Ukraine: Russische Armee in prekärer Lage
Putins Mobilisierungsbefehl war auch eine Reaktion auf die aktuelle Lage an der Front. Die Invasoren befinden sich mittlerweile im Abwehrgefecht.
Bei der Flut an Meldungen über die Mobilisierung von 300.000 Reservisten in Russland ist die tatsächliche aktuelle Kriegslage in der Ukraine etwas aus dem Blickfeld vieler Berichterstatter geraten. Die Kämpfe vor Ort gehen jedoch unvermindert weiter.
Ukrainer dringen in Region Lugansk ein
Am 19. September ist die ukrainische Armee erstmals nach der Eroberung von Lissitschansk vor einigen Monaten wieder in die Region Lugansk ganz im Osten der Ukraine eingedrungen, die ansonsten komplett von den Truppen Russlands und der prorussischen Separatisten beherrscht wird. Der ukrainische Gouverneur der Region, Serhij Gaidai, verkündete an diesem Tag die Eroberung des Ortes Belogorowka. Ob ein tieferes Eindringen in den Lugansker Raum ebenfalls gelingt, ist jedoch noch nicht entschieden.
Die russische Armee befindet sich also weiterhin in einem heftigen Abwehrgefecht unter teilweise prekären Bedingungen. Die exilrussische Onlinezeitung Meduza berichtet davon, dass die Abwehrbemühungen nach dem Rückzug aus der Region Charkow dadurch erschwert werden, dass die Russen bei ihrer überstürzten Flucht von dort "Hunderte von gepanzerten Fahrzeugen und Artillerie" zurückgelassen hätten, die nun an der neuen Front fehlten.

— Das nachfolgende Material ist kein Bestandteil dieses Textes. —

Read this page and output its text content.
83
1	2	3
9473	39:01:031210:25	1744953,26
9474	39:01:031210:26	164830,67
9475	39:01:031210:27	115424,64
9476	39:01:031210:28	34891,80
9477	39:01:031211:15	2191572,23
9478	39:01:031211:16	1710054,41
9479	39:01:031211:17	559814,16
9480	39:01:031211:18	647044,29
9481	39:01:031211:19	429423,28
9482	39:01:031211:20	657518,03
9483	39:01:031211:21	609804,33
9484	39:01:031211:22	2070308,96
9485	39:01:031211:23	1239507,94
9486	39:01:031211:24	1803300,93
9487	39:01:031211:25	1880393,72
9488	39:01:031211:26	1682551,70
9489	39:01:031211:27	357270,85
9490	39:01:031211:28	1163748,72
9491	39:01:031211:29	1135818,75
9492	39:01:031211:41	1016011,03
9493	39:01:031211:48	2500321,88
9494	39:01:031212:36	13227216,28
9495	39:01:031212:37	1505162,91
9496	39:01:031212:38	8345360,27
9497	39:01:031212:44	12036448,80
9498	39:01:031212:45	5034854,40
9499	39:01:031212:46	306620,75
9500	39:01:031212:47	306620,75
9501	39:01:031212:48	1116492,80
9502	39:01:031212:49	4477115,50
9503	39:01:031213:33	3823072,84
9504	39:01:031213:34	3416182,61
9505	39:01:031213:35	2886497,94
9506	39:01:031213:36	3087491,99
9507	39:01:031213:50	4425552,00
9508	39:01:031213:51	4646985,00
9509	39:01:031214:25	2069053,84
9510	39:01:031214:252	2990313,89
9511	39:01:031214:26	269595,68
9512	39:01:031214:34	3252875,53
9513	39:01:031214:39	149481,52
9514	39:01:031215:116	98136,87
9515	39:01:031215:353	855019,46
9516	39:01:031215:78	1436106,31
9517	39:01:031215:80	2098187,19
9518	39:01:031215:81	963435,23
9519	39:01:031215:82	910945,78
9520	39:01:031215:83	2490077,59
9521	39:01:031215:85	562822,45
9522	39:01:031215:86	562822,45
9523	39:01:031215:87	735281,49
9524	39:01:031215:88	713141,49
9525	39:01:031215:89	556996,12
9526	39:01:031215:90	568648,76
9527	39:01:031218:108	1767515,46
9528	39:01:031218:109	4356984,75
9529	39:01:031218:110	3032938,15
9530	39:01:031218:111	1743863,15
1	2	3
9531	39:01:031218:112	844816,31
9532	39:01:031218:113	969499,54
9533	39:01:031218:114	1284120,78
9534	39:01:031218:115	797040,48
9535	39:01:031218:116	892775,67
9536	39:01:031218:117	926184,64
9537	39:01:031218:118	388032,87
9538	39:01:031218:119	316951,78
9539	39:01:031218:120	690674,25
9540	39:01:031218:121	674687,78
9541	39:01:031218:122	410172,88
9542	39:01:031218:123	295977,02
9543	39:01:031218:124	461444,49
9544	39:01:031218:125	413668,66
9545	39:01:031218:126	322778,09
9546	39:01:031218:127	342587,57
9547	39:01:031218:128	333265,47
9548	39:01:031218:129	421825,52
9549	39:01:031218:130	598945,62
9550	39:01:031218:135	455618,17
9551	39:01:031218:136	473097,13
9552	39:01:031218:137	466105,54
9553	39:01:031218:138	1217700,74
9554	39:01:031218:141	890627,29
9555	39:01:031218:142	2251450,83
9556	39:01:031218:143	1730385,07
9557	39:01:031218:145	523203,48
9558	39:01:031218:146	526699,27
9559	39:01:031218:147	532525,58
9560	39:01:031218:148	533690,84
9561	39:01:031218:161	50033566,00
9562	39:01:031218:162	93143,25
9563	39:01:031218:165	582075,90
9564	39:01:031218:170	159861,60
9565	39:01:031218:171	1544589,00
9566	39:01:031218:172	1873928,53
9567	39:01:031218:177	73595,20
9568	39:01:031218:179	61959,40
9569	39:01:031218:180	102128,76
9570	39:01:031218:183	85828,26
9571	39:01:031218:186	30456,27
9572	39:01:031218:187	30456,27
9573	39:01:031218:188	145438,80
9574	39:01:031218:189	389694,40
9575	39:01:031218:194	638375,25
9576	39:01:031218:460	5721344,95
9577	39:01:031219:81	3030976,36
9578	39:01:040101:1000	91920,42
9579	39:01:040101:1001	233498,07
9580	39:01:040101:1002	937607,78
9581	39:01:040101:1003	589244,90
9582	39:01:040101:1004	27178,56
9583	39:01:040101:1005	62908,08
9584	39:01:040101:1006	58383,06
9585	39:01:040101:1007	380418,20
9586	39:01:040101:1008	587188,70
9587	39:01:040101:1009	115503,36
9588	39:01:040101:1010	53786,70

Mobilisierung wegen fehlender Reserven
Ein Problem der Russen an der Front sei laut Meduza weiter das Fehlen von personellen Reserven, das auch zu Putins Mobilisierungsentscheidung geführt habe. Tatsächlich würden 300.000 zusätzliche Soldaten die Kräfteverhältnisse vor Ort entscheidend verändern. Wie sich jedoch die Kampfmoral der russischen Armee verändert, wenn an der Front eine große Anzahl von zwangsrekrutierten Reservisten eintrifft, bleibt abzuwarten.
Zwangsrekrutiert ist auch ein Teil der Streitkräfte der Separatisten im Donbass, die nach der in Aussicht stehenden Annexion durch Russland in die russische Armee überführt werden sollen. Sogenannte Referenden über den Beitritt der besetzten Gebiete zur Russischen Föderation starteten heute, russische Medien berichten von ukrainischem Beschuss in die Gebiete, wo es zu den Abstimmungen kommt.
Die Ukrainer haben die Teilnahme an den Referenden unter Strafe gestellt und es wird von russischer Seite vermutet, dass sich auch mit militärischer Gewalt den Ablauf der Referenden stören wollen.
Warten werden die russischen Formationen vor Ort auf nun zusätzlich ausgehobene Truppen noch einige Zeit, da sie erst von der Ausbildung auf den neusten Stand gebracht werden und in bestehende Einheiten eingegliedert werden müssen. Zur Sowjetzeit existente Stabseinheiten mit dauerhaft Dienst leistenden Offizieren, die nur durch mobilisierte Reservisten aufgefüllt werden müssen, wurden im Zuge von Armeereformen der 2010er Jahre aufgelöst.
Kampfpanzer für die Ukraine scheitern nicht am Willen
So herrscht laut dem US-Sender CNN bei der Armeeführung aktuell Ratlosigkeit, wie man genau die ukrainischen Vorstöße vor Ort aufhalten soll. Putin soll dem laut den US-Geheimdiensten dadurch begegnen, dass er selbst seinen Generälen militärische Anweisungen erteilt, die über Strategien uneinig sind.
Doch auch bei den Ukrainern und ihrer Offensive läuft aktuell nicht alles so glatt wie gewünscht. Eine wichtige Waffe bei Offensiven bleiben Kampfpanzer, weshalb Kiew schon seit geraumer Zeit versucht, deutsche Leopard 2-Panzer und amerikanische M1 Abrams zu bekommen. Die US-Amerikaner haben hierbei wahrscheinlich wenig Gewissensbisse, solche Offensivwaffen ins Kriegsgebiet zu liefern, scheitern aber laut dem Magazin Politico an ganz banalen logistischen Problemen. Denn neue Panzermodelle brauchen auch Logistik, wie Ersatzteile, Werkstätten und Spezialschulungen - und hier seien die Ukrainer gar nicht auf westliche Panzermodelle eingestellt. Panzer "sind keine Mietwagen" bringt ein US-Vertreter das Lieferproblem auf den Punkt.